Find out why you may not be getting the optimal levels of essential nutrients.
Today’s diets are depleted of vitamins, minerals, essential fatty acids and other nutrients due to the decreasing quality of our food supply and busy lifestyles. Combining a healthy diet and dietary supplements is the best approach to achieve optimal health.
Modern lifestyles typically involve juggling work, family and other activities. This leaves little time devoted to quality food choices and meals, leading instead to selections based on convenience. These options tend to be higher in fat, refined carbs and sodium and usually involve extensive processing to enhance taste, which can destroy or remove nutrients. Furthermore, higher amounts of these types of foods are associated with marginal micronutrient intake and low serum concentrations of vitamin A, E, C, B12, folate and carotenoids.
Data from the National Health and Nutrition Examination Survey indicates that only 40% of Americans ate the recommended five or more servings of fruits and vegetables per day. The standard American diet is typically characterized by a high intake of:
- Saturated Fat
- Red Meat
- Refined Grains
- Sugar
It is lower in nutrients and also low in essential fats, which are critical for healthy cardiovascular function, inflammatory balance and cognitive support. Essential fats include:
- Omega-3 fatty acids: fish, flaxseed and walnuts
- Omega-6 fatty acids: vegetable oils, grains and seeds
Americans typically consume a diet that has a ratio of 10:1 omega-6 to omega-3 fatty acids. Research indicates that an optimal ratio is closer to 3:1.
Consuming a balanced diet that meets the recommended servings of fruits, vegetables, whole grains, essential fatty acids and lean sources of protein still may not ensure ample nutrient intake due to changes in our food supply. A recent comparison study evaluated potential changes in the average nutrient content of 43 fruits and vegetables between 1950 and 1999 and found the following results:
- 6% decrease in protein
- 16% decrease in calcium
- 9% decrease in phosphorus
- 15% decrease in iron
- 38% decrease in riboflavin
- 20% decrease in ascorbic acid
Why is our food getting less nutritious? Here are a few of the top reasons:
Genetic selection – modern fruits and vegetables are genetically selected, and in some cases modified, for shelf life, high yield or other growth characteristics rather than their ability to extract or synthesize nutrients from the environment
Atmospheric CO2 – an increased level of CO2 in the atmosphere, due to pollution, decreases the nitrogen, potassium, magnesium and protein content of plants.

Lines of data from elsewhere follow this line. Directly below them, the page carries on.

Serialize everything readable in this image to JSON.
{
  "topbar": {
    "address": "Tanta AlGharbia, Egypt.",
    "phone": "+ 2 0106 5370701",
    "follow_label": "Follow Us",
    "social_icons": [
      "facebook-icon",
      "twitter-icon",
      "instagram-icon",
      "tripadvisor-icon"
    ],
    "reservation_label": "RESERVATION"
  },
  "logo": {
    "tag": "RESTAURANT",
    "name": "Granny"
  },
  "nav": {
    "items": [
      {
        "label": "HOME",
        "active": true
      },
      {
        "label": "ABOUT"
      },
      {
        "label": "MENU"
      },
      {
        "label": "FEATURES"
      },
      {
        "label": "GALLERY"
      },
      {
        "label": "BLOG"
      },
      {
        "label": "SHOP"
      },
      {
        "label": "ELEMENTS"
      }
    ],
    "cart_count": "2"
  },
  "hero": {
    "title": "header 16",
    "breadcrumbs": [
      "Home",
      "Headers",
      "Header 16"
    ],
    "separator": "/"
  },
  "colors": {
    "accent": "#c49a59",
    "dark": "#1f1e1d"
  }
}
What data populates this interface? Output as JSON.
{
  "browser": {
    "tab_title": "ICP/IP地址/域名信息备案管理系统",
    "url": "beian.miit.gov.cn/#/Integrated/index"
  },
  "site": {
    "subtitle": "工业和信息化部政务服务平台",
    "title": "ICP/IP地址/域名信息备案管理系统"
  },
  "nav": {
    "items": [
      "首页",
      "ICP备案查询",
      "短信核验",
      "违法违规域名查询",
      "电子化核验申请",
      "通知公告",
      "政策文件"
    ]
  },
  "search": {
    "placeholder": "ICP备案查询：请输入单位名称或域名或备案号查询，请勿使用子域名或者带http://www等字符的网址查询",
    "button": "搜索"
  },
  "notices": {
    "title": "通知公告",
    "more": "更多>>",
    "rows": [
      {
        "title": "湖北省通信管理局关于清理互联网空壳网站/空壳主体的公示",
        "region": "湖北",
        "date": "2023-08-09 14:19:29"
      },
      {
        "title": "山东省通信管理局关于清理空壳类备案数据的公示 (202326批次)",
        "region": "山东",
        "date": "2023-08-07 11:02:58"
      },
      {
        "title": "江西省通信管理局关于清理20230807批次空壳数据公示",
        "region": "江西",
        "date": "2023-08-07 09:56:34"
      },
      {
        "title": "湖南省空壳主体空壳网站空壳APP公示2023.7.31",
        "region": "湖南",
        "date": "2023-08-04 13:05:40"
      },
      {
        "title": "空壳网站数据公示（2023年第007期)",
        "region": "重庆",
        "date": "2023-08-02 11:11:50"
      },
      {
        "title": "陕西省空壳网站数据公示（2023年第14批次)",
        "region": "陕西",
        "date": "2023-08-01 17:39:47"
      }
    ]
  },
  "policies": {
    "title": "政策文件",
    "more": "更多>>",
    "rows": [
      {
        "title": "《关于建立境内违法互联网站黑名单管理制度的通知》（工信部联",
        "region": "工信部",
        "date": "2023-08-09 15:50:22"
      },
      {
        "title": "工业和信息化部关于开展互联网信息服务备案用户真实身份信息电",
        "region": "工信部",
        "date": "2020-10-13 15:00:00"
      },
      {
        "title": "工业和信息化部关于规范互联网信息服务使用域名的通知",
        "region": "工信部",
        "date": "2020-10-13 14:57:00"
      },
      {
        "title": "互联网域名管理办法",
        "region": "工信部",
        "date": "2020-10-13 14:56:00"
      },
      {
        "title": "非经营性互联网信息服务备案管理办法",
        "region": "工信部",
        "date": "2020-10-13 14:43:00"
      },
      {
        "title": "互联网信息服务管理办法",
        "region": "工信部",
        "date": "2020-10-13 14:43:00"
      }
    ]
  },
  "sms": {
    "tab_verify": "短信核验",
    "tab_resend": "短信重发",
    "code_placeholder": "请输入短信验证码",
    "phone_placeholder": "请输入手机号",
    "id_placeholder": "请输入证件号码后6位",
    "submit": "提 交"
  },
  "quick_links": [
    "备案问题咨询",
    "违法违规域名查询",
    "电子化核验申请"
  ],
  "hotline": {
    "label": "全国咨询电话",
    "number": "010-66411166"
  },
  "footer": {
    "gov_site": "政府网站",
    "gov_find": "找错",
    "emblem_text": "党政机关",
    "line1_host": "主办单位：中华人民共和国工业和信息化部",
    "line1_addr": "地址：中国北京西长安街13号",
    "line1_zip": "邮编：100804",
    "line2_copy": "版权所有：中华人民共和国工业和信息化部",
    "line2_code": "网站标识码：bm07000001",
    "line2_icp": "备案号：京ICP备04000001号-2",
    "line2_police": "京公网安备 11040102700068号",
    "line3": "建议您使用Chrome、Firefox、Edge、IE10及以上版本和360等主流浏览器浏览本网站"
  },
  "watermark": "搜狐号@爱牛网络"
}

Fertilization quality – fertilization of the soil with isolated key nutrients such as nitrogen, phosphorus, and potassium, as opposed to more comprehensive fertilizers, can alter the composition of plants and lead to nutrient losses.
Don’t worry! While these facts may be frightening, you can combat the world’s food quality situation through following some simple guidelines.
Choose nutrient dense foods. Whole grains and brightly colored fruits and vegetables typically have high nutrient levels. Choosing lean, free-range sources of protein and fat, as well as organic foods is also important.
Preserve nutrients during cooking. Avoid overcooking food to optimize nutrition retention. Whether baking, grilling, or steaming, fruits and vegetables should still be colorful and slightly crisp when consumed.
Buy fresh local foods. Reducing the amount of time foods are in storage or transit helps to preserve the naturally occurring nutrients in food. Less transit also means less CO2 generated in the atmosphere.
Take high quality nutritional supplements. Choose a high quality, hypo-allergenic nutritional supplement brand that is free of fillers, coatings, binders, allergens, artificial colors, preservatives, hydrogenated oils or other excipients. These undesirable ingredients can diminish the bioavailability or health-promoting potential of the nutrients. Unlike foods, supplements also have the benefit of providing consistent levels of vitamins and minerals. For specific health concerns, it is important to choose supplements that reflect active ingredients and dosage levels used in studies.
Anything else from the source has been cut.